4.6.06

Ce que j'aime et admire des amérindiens et d'autres, les moines par exemple (qui constituent, quand on y pense bien, presque un peuple à part), c'est leur sens du sacré. Leur capacité à s'incliner, pleins de respect, devant les choses que nous tenons trop souvent pour acquises, pour nôtres. On dit que le peuple Saanich, par exemple, avait une légende concernant ses origines. Le peuple était pauvre, avait de la difficulté à se nourrir. Or, voilà que le peuple saumon s'en est aperçu et a décidé de les aider, dans un esprit de solidarité entre être vivants. Les saumons, pour sauver les hommes de la faim, leur auraient tout simplement appris comment pêcher et comment honorer les saumons en retour.

Les saumons, en faisant don de leur abondance, sauvaient les hommes, et ceux-ci apprenaient à respecter le monde et ses habitants, à en connaître le caractère sacré, à réaliser à quel point ils ne pouvaient rien faire seuls. Cette vérité, inscrite dans une légende bien plus solidement que dans n'importe quel livre, ne devait plus les quitter jusqu'à ce que le monde change, en apparence du moins, jusqu'à ce qu'on ne le comprenne plus bien. On a l'impression que le sens des choses a évolué, que tout est plus complexe ou plus simple, mais en tout cas moins magique. Et il me semble qu'on se trompe.
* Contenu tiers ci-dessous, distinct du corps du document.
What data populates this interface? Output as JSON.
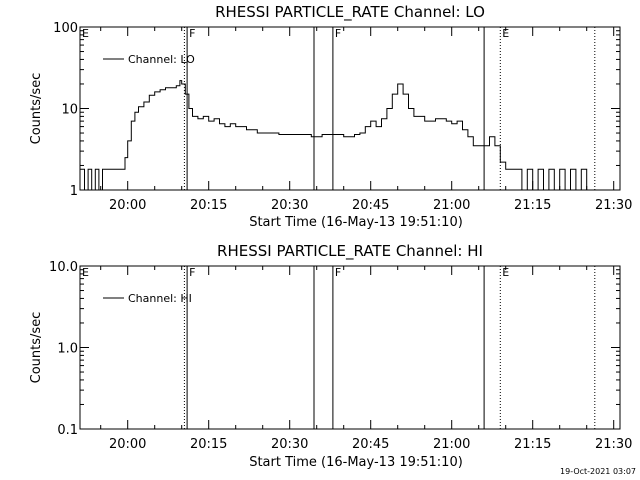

Pendant que les amérindiens savent peut-être encore reconnaître les choses simples et secrètes du monde, pendant que certains moines peuvent se recueillir devant la tombée du jour, la plupart d'entre nous avançons insouciants à travers les jours, certains de trouver du poisson à la poissonnerie, des fruits à la fruiterie, des viandes à la boucherie, ou encore le tout dans une méga-épicerie au coin de deux autoroutes.

Et pour cette abondance qui confine au gaspillage, nous ne savons plus comment dire merci, que ce soit à un dieu ou à un saumon.